Sakuta et Hina descendirent à contrecœur, jetant de furtifs regards en coin l’un vers l’autre.
(Tant qu’elle est là, ça va… mais c’est quoi son problème ? Elle compte me suivre jusqu’à chez papi ?!)
(Pourquoi il est toujours là, lui ?! C’est un stalker ou quoi ?!)
Les lampadaires grésillaient faiblement alors qu’ils marchaient en direction de l’arrêt de bus voisin. Le vent nocturne soufflait légèrement, soulevant quelques feuilles mortes sur leur passage.
Encore un silence interminable.
Finalement, un minibus fatigué finit par arriver. Sans échanger un mot, ils montèrent à bord et s’installèrent chacun à une extrémité du véhicule.
Le trajet s’éternisa. Une heure passa. Puis deux.
Lorsqu’ils atteignirent le terminus du bus, une petite ville endormie où seules quelques enseignes restaient allumées, ils descendirent en même temps.

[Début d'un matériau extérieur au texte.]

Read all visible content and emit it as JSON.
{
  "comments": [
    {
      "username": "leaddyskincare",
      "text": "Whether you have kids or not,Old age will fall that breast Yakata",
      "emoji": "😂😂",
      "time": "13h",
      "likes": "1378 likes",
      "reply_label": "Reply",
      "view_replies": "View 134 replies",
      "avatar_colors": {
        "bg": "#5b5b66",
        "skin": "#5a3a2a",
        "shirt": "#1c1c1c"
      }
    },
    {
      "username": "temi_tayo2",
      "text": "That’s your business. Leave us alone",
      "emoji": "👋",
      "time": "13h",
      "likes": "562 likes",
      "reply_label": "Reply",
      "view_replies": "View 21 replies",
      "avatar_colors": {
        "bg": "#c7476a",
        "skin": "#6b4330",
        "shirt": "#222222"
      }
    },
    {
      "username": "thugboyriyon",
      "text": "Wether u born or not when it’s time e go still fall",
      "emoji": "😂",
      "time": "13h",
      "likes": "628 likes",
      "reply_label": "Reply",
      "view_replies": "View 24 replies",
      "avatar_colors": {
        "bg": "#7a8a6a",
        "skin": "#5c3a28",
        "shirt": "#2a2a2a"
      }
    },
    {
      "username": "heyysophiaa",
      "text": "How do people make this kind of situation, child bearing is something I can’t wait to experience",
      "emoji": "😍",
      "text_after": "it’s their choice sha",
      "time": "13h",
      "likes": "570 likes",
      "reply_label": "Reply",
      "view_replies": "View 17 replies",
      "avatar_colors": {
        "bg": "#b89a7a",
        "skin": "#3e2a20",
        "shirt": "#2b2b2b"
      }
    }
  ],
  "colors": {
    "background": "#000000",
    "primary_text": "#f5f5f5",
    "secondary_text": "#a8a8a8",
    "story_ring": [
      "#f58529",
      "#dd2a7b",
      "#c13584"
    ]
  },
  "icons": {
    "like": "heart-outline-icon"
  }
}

Un regard. Un soupir. Puis, en chœur, ils explosèrent :
— « Pourquoi tu me suis ?!! »
Sakuta fronça les sourcils.
— « Tu te fiches de moi ?! C’est toi qui me suis ! C’est toi qui m’as bousculé dans le train, je te rappelle ! »
Hina croisa les bras.
— « Primo, c’était un accident, Monsieur Binoclard. Et deuzio, ça se voit que t’es un pervers qui me suit en douce pour me kidnapper et me faire je-ne-sais-quelle-cochonnerie ! »
— « MAIS OUI BIEN SÛR ! Et c’est moi le pervers, maintenant ?! »
— « Exactement ! Pervers ! Pervers ! PERVERSSSSS !! »
Sakuta se passa une main sur le visage, exaspéré.
— « T’façon, vous êtes toutes les mêmes… » marmonna-t-il.
— « Hein ? Qu’est-ce que t’as dit, la Binocle ? Vas-y, je veux entendre. »
Sakuta lui lança un regard noir avant de lâcher froidement :
— « Ça me semble évident… toutes des PUTE !! »
Un silence de plomb s’abattit sur eux.
Hina, choquée, sentit son visage s’empourprer sous l’effet de la colère.
— « Espèce de… de…!! »
Mais avant qu’elle ne puisse répliquer, plusieurs voix s’écrièrent au loin :
— « Heee hooo !! Sakutaaaa !! Hinaaa !! On est là !! »
Les deux adolescents s’arrêtèrent net.
Ils échangèrent un dernier regard, hésitant entre la colère et l’incompréhension, puis se retournèrent lentement vers l’origine des voix.